Agfa · ISO 800 Color negative
Agfa Vista 800
Vista 800 is the runt of the family. It existed mostly to round out a product line that needed a fast option for indoor and dim-light snapshots, and it never built the cult following that Vista 200 and 400 enjoyed in their Poundland heyday. Production wound down earlier than the rest of the line. Most sources put Vista 800's end around 2013, well before the 2018 discontinuation that took out the slower speeds.
Grain at ISO 800 was noticeably coarser than Fuji Superia 800 or Kodak Portra 800 of the same era. Color was punchy in the standard Vista way, leaning toward warm reds and dense blues, with the ruddy skin tendency of the 400 version amplified by the higher speed. In bright daylight the grain almost reads as deliberate texture. In dim mixed light, which is where you would actually need ISO 800, the color shifts get harder to control and shadow detail falls off fast.
A few photographers used it as a low-stakes way to learn flash photography indoors, where the high speed let them work at smaller apertures with on-camera flash without burning a roll of Portra. As a serious low-light film it was outclassed by Superia 800 throughout its life.
Manufacturer history follows the rest of the line. Original Agfa-Gevaert until 2005, then license-held production through Ferrania and later Fujifilm. The earlier discontinuation suggests demand was thin enough that the supply chain pulled it before the slower speeds.
Only expired stock circulates now and high-speed films suffer the most from age. Expect a stop or more of speed loss on rolls more than a few years past expiration, plus color shifts that no amount of correction will fully fix.
Reciprocity exponent is 1.20. Zone Light Meter applies the correction past one second, so a 30-second meter reading becomes about 60 seconds at the negative.
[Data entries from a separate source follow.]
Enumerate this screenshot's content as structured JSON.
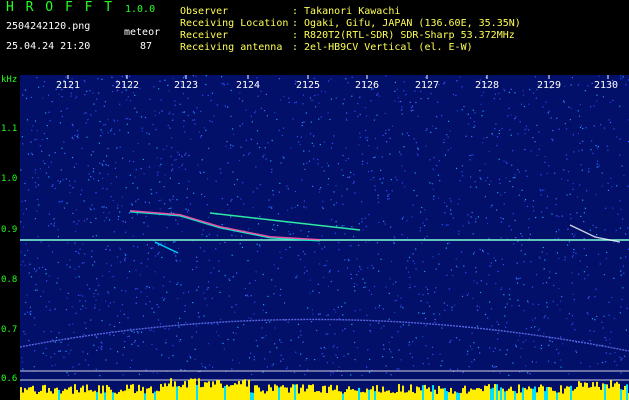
{
  "app": {
    "title": "H R O F F T",
    "version": "1.0.0",
    "filename": "2504242120.png",
    "datetime": "25.04.24 21:20",
    "meteor_label": "meteor",
    "meteor_count": "87"
  },
  "info": [
    {
      "label": "Observer",
      "value": ": Takanori Kawachi"
    },
    {
      "label": "Receiving Location",
      "value": ": Ogaki, Gifu, JAPAN (136.60E, 35.35N)"
    },
    {
      "label": "Receiver",
      "value": ": R820T2(RTL-SDR) SDR-Sharp 53.372MHz"
    },
    {
      "label": "Receiving antenna",
      "value": ": 2el-HB9CV Vertical (el. E-W)"
    }
  ],
  "axis": {
    "y_unit": "kHz",
    "y_ticks": [
      "1.1",
      "1.0",
      "0.9",
      "0.8",
      "0.7",
      "0.6"
    ],
    "x_ticks": [
      "2121",
      "2122",
      "2123",
      "2124",
      "2125",
      "2126",
      "2127",
      "2128",
      "2129",
      "2130"
    ]
  },
  "colors": {
    "background": "#000000",
    "plot_bg": "#03106a",
    "header_green": "#22ff22",
    "header_yellow": "#ffff55",
    "signal_line": "#7fffd4",
    "spectrum_bar": "#ffee00"
  }
}
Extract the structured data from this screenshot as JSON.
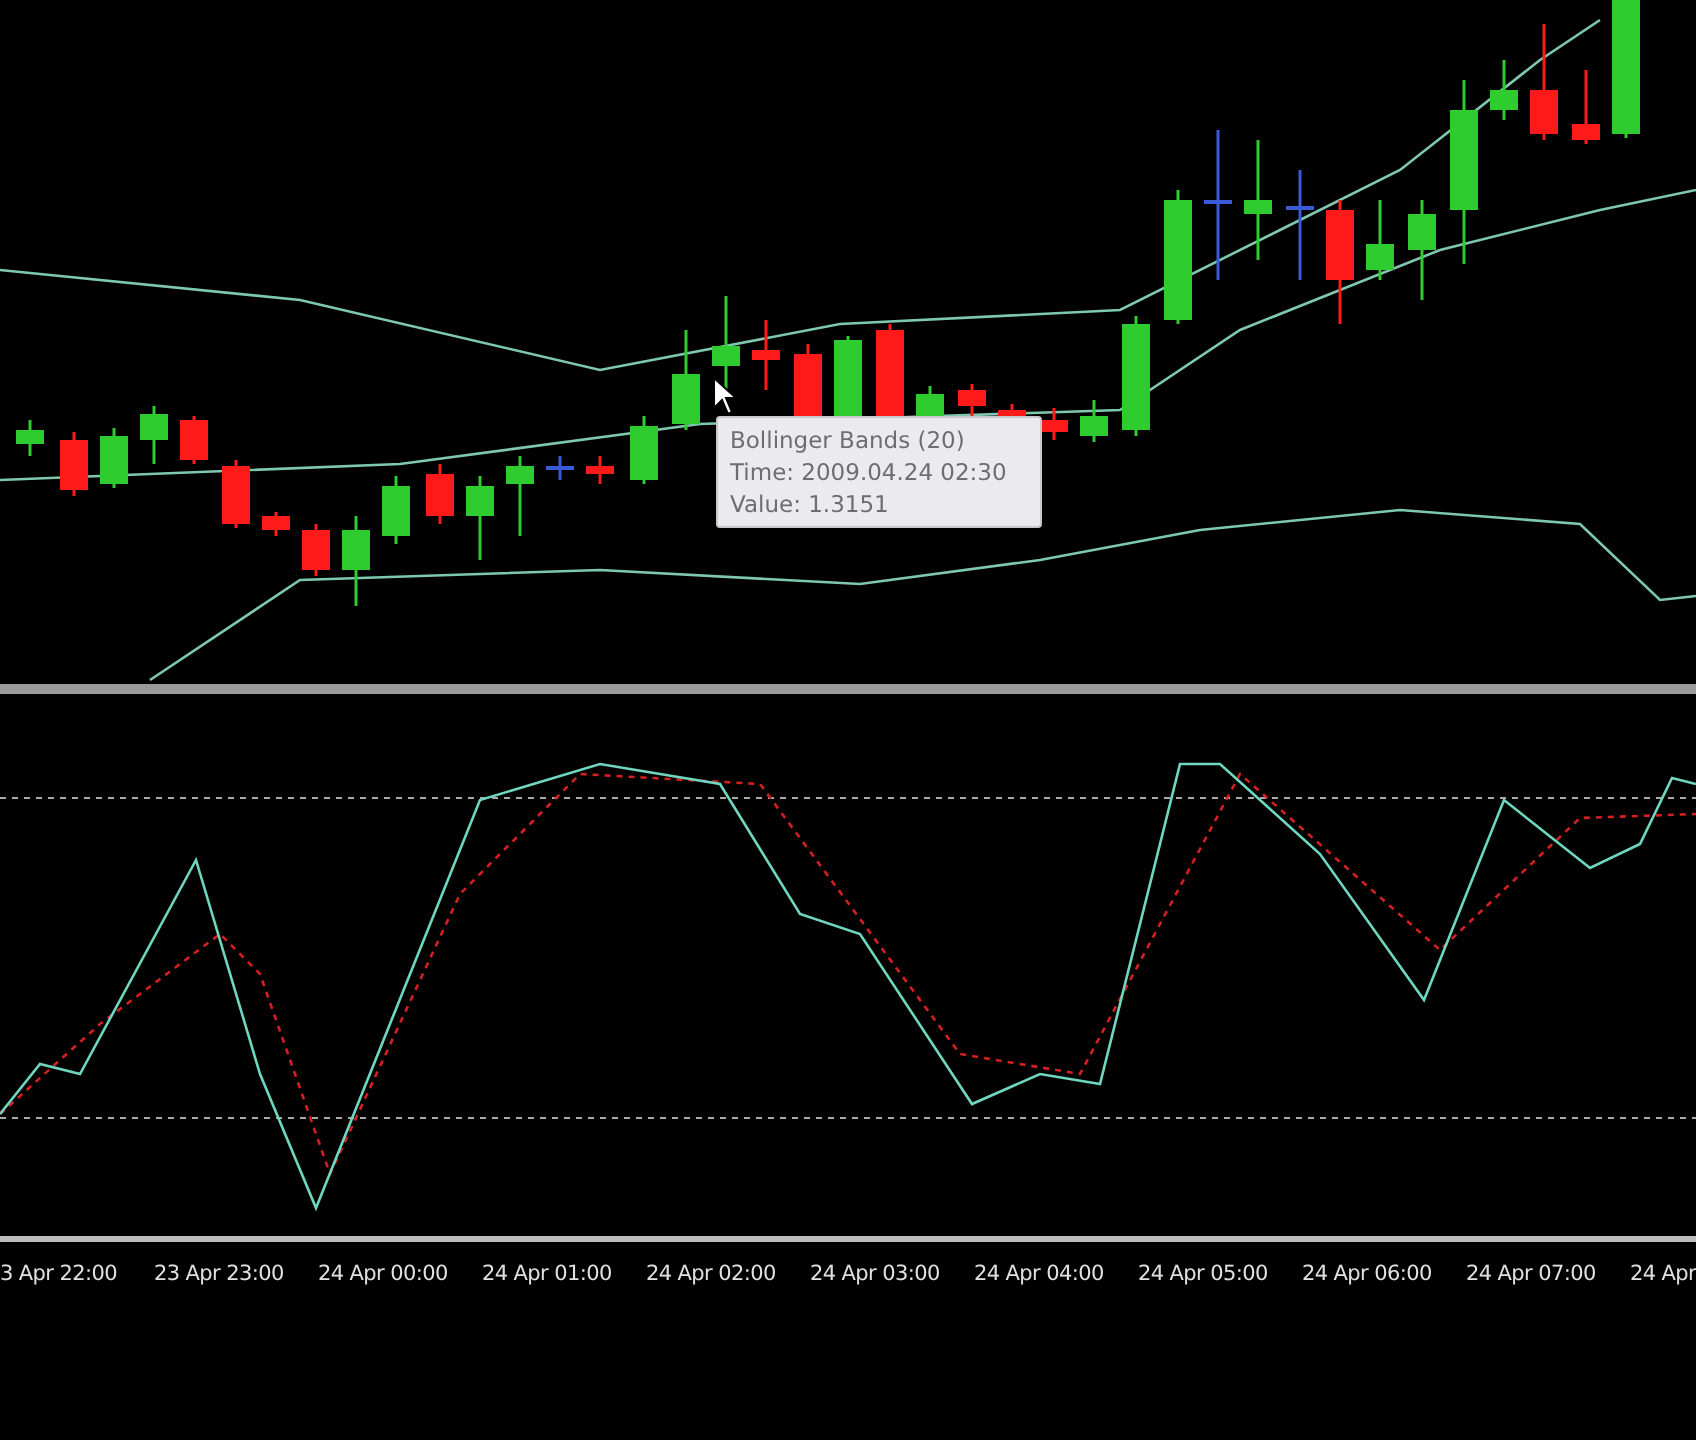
{
  "price_chart": {
    "tooltip": {
      "title": "Bollinger Bands (20)",
      "lines": [
        "Time: 2009.04.24 02:30",
        "Value: 1.3151"
      ]
    }
  },
  "time_axis": {
    "labels": [
      "3 Apr 22:00",
      "23 Apr 23:00",
      "24 Apr 00:00",
      "24 Apr 01:00",
      "24 Apr 02:00",
      "24 Apr 03:00",
      "24 Apr 04:00",
      "24 Apr 05:00",
      "24 Apr 06:00",
      "24 Apr 07:00",
      "24 Apr"
    ]
  }
}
In normal Vista 800 use you will rarely cross the one-second threshold; this is a film made for handheld indoor work, not tripod long exposures.
How the app handles this stock
- Box speed: ISO 800. Picker exposes pull/push chips so you can shoot it at any speed you want and the meter follows.
- Reciprocity: Above one second the app raises metered time to the power of 1.20.
- Expired film: if you load an old roll, set the expiry year and storage in the app and the ISO scales for you. Color negative decay rates are baked in.